Se o câmbio não atrapalhar – a desvalorização do dólar pode pôr a perder os pretensos ganhos que o setor tenciona auferir com a taxa de importação a 35% –, as fábricas de brinquedos planejam pisar forte no acelerador e dar corda a seus projetos de expansão. A bem da verdade, mesmo com a concorrência externa tolhendo seus passos, o setor já vinha investindo. O número elevado de lançamentos na Abrin 2011 não deixa dúvidas quanto a isso, da mesma forma que as notícias sobre o aumento da área fabril das empresas.

A Estrela, por exemplo, está prestes a colocar em atividade sua mais nova filial, mediante investimentos de R$ 8 milhões. Ela fica no município sergipano de Ribeirópolis, de 17 mil habitantes, e saiu do papel com o propósito, segundo Tilkian, de atender o crescente mercado consumidor da região em condições de competitividade com os produtos chineses, graças à economia no valor do frete.

Até mesmo a Mattel estaria pensando seriamente em fabricar internamente alguns de seus campeões de vendas. Nas últimas semanas a imprensa noticiou que a empresa estuda produzir no país a Barbie, as bonecas Little Mommy, os carrinhos Hot Wheels e jogos de tabuleiro. Segundo Roschel, os estudos de viabilidade vão indicar quais itens serão feitos no país com competitividade para abastecer o mercado brasileiro e, eventualmente, ser exportados.
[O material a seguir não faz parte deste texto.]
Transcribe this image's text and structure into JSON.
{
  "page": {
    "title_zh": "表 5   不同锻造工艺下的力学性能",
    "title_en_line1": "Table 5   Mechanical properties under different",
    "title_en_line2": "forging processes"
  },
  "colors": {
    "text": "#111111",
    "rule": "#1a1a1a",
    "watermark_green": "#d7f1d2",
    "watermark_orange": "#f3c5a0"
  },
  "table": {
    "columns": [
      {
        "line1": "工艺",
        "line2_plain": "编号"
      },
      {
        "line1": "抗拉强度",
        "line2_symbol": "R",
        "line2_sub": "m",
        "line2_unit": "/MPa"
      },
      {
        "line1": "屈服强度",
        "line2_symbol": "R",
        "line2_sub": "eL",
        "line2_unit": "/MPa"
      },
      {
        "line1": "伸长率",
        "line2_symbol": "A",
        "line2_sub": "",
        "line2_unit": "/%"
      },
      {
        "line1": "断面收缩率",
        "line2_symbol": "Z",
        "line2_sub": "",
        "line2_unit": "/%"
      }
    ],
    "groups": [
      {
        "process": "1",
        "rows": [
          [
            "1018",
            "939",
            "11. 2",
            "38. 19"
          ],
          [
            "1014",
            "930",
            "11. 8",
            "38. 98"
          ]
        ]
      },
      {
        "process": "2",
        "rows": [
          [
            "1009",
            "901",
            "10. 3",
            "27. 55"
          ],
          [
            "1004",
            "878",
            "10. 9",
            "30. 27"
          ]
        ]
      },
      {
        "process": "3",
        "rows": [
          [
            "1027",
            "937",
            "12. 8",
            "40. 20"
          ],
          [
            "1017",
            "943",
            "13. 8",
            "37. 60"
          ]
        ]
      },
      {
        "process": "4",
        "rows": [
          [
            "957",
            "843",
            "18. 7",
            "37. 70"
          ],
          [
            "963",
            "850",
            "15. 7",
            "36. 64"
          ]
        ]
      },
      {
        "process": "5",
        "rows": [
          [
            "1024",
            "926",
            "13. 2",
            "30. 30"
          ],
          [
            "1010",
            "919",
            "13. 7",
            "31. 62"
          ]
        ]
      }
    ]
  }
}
A despeito de todas as adversidades, o mercado de brinquedos no Brasil ganhou músculos e hoje assiste à expansão do segmento varejista, parte por conta do aumento do poder de compra do brasileiro, parte – dizem os empresários do ramo – devido à avalanche de brinquedos made in China. Isso sem falar, é claro, da fartura de itens oferecidos pela indústria nacional. São 6 mil pontos de venda, muitos deles nas mãos de redes que começam a estender seus tentáculos Brasil afora. A Ri Happy, a maior delas, que opera 106 lojas (apenas duas são franqueadas), espera faturar este ano R$ 750 milhões – R$ 65 milhões a mais que em 2010 – e, segundo Ricardo Sayon, seu diretor comercial, chegar a 150 unidades comerciais até 2015. Já a PBKIDS, a segunda no ranking do setor, com 55 lojas e faturamento estimado de R$ 270 milhões em 2011, planeja abrir mais nove pontos comerciais até o final de 2012, como revela seu diretor comercial, Celso Pilnik. “O mercado de brinquedos é caracterizado pela diversidade e pela sazonalidade acentuada, com 75% do faturamento concentrado no quarto trimestre”, explica Aires Leal Fernandes, diretor de marketing da Estrela. Ele acrescenta que esse é um ramo em que os produtos têm ciclo de vida muito curto e que por isso demanda muitos lançamentos. Além disso, atende a um público itinerante e que é substituído rapidamente. Trocando em miúdos: fabricar brinquedos não é para amadores.